Lichtenegger transfers weather data from the measuring station to his tablet on the spot.

The new PERMOS borehole is well camouflaged under its cover. For roughly a year now, it’s been delivering even more precise measurements of the temperatures in the frozen subsurface.

Jeannette Nötzli has been observing the state of the permafrost in the Swiss Alps for decades now. “The changes that we measure there are the result of the long-term developments at the surface. They are a signal from the climate”.

Nötzli and Lichtenegger are now trying to lift one of the borehole covers from a hole drilled back in August 2024. They try several times, but in vain. So they look for suitable tools in their bags, which prompts Nötzli to suggest an innovative idea beyond her specific area of expertise: “These rucksacks should be transparent!”. Everyone laughs. In the end, they manage to move the heavy iron disc with a simple trick: by simply throwing stones at it. There are plenty of them here for the purpose – and they succeed in loosening the jammed cover.
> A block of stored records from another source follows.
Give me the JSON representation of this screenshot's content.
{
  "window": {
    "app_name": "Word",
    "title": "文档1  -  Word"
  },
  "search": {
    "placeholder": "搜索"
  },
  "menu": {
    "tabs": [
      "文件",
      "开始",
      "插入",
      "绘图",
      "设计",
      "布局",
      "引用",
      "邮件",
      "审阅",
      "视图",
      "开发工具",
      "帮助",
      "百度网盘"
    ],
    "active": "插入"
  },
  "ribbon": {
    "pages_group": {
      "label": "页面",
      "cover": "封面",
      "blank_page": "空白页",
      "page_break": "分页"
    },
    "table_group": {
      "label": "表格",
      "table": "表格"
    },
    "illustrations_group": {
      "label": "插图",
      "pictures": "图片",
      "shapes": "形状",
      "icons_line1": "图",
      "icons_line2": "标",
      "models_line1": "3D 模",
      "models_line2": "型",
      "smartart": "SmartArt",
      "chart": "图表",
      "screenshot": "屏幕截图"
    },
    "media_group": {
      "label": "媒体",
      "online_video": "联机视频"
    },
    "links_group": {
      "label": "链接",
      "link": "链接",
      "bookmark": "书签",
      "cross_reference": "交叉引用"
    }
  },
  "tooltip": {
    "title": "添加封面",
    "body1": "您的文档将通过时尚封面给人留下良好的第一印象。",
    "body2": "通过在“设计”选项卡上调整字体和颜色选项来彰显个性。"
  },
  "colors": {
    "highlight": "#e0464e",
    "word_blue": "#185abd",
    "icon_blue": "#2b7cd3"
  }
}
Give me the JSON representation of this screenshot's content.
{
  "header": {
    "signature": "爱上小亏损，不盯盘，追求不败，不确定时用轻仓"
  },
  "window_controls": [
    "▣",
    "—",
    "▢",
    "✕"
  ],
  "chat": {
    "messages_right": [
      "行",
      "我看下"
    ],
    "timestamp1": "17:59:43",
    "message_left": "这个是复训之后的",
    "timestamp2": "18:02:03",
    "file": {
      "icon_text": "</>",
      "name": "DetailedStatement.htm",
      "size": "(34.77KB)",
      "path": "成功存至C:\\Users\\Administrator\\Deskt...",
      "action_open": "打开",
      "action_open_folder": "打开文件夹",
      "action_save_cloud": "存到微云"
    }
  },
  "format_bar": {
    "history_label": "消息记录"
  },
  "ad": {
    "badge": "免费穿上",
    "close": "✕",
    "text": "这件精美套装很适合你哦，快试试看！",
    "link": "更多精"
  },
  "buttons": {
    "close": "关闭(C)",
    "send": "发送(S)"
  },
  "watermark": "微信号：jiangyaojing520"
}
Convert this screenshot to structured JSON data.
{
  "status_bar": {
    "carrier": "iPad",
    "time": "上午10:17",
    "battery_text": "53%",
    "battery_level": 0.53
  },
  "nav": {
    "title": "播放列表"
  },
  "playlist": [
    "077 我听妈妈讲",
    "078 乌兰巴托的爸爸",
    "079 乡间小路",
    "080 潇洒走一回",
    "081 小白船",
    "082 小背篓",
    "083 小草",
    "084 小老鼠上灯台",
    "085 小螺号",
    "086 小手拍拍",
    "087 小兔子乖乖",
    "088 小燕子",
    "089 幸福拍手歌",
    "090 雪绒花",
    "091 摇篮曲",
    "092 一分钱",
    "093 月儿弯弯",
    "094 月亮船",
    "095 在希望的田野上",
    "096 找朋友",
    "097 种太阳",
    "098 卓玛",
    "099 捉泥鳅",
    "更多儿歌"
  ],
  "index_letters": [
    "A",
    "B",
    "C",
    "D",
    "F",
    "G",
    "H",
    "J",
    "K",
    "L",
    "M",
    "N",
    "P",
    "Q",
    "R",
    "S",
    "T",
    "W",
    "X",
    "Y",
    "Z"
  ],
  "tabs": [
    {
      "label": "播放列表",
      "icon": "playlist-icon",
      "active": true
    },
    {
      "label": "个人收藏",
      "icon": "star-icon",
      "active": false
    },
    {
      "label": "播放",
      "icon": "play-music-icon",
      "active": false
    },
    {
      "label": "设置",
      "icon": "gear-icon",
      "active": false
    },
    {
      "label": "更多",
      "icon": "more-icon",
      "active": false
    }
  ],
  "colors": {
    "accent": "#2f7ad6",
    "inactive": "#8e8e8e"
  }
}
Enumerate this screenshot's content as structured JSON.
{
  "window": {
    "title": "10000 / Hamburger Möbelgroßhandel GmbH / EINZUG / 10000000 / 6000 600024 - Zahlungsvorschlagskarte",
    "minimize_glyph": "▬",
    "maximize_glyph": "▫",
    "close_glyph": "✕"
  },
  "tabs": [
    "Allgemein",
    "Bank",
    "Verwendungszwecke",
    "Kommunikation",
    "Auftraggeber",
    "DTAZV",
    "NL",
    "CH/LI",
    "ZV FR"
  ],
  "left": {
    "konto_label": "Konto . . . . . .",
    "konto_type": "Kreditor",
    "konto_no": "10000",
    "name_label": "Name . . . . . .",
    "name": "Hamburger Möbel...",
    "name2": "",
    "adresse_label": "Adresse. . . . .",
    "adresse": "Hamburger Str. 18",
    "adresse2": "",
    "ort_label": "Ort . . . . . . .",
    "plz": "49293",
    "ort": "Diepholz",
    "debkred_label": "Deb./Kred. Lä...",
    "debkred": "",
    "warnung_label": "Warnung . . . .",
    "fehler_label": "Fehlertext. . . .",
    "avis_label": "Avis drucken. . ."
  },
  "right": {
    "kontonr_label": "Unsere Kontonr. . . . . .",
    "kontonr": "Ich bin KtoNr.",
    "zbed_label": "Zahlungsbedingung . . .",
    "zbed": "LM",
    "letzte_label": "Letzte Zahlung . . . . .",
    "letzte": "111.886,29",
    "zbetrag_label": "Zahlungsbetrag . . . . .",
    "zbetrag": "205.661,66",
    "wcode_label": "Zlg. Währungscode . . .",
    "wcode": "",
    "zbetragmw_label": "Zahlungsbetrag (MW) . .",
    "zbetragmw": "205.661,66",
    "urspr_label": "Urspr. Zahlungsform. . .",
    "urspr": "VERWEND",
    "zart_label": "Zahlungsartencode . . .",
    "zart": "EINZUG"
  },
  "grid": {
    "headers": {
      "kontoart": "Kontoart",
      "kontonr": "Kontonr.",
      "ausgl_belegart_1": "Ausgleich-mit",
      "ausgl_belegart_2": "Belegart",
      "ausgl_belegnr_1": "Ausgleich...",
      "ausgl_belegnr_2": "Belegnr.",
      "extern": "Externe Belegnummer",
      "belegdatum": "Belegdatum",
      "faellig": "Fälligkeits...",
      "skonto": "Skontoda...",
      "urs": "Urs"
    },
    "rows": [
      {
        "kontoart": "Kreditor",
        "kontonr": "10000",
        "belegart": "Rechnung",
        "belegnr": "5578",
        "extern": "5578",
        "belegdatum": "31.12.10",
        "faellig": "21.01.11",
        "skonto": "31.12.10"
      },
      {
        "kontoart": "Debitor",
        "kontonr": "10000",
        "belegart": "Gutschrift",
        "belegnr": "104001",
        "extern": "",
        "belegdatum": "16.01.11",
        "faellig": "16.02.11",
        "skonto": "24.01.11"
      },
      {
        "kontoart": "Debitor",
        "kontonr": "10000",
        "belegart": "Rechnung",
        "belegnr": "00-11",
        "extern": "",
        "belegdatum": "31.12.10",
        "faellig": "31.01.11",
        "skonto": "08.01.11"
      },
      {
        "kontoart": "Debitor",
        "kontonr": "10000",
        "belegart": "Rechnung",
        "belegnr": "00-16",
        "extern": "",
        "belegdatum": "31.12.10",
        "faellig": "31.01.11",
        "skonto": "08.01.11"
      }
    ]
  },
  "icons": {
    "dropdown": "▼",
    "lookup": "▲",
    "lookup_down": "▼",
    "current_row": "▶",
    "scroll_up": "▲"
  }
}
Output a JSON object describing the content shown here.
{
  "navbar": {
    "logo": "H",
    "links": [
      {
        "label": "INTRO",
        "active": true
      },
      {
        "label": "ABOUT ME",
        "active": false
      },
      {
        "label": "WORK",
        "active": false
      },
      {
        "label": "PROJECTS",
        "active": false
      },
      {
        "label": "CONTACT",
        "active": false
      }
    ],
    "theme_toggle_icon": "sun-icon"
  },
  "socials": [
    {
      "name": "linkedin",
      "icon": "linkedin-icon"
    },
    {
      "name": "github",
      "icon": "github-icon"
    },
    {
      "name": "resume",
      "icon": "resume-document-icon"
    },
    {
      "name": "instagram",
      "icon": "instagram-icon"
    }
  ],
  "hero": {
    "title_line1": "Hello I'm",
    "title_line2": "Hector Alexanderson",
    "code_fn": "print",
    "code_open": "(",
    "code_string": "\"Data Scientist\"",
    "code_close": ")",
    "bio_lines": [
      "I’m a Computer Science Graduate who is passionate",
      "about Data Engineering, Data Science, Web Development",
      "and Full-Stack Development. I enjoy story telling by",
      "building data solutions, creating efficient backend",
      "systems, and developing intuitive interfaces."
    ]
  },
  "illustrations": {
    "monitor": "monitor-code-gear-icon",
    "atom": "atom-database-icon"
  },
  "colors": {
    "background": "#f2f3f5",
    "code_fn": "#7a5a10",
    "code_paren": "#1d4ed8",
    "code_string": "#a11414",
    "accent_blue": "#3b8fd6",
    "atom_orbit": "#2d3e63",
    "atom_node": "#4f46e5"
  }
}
There is a thin green tube inside the concrete casing; inside it are three cables with temperature sensors that run deep down into the rock glacier. They get their electricity supply from a small solar panel. “The sensors near the surface register every cloud that passes by. The further down they go, the lesser the fluctuations in temperature”, says Nötzli.

Climate signals, 20 metres below

Day and night can still be detected in the metre nearest the surface, but at a depth of around ten metres, the sensors detect only the changes that occur between winter and summer. “The time delay down there is already half a year. We are currently seeing the temperature caused by last winter”. At a depth of 20 metres and more, everything is delayed by years. “A single hot summer is barely registered down there”, says Nötzli, “but ten hot summers make an impact”.

Finally, at the depth of so-called zero amplitude, you cannot read any more annual fluctuations at all. “The changes that we measure there are the result of the long-term developments at the surface. They are a signal from the climate”.

In the new PERMOS borehole that was drilled at the same time as those made for the current research project, the team is taking multiple measurements at the most important depths – just in case cables or sensors should break or malfunction. That can be caused by avalanches, storms or shifts in the scree. They have also installed both analogue and digital temperature chains. “This enables us to compare the long-term efficiency of the sensors”, says Nötzli.

“It’s like a research project within the monitoring project”, adds Lichtenegger. The entire system, set up in 2024, represents a synergy between the monitoring network, which has been running for decades, and their current research project, which has been running for four years. “It’s a nice example of how things work together”, says Nötzli. “The Swiss permafrost research community is small, but the PERMOS monitoring network brings us all together”.

Lichtenegger wants to find out just what causes the movement in a rock glacier: “Of course it’s cool that we already have so much data from this location, and that we can now take additional measurements”. He is also analysing the pore water pressure, for example. “It’s not the same everywhere”, he says. “At the top, the material is quite coarse, but further down there’s gravel and fine sediment”.

He also has a camera and instruments for meteorological data ready on site to help with his measurements. He uses them to document the air temperature and the intensity of solar radiation. They’ve also installed further new equipment to measure the electrical resistance between two boreholes and the deformations that exist inside the rock glacier.

Few exceptions to online transfer

Now Lichtenegger and Nötzli swing the borehole cover back over its concrete socket and close it up. Lichtenegger climbs up the ridge to the weather station so he can transfer their data to his tablet. Almost all their information is sent online these days, but there are still a few exceptions.

Unfortunately, the transmission gets stuck this time, and, since the weather conditions are getting increasingly uncertain, we have to head back to the mountain station of the funicular. And as the brown-grey ridge of rocky debris disappears behind us, our conversation slowly also drifts back to everyday life in the valley.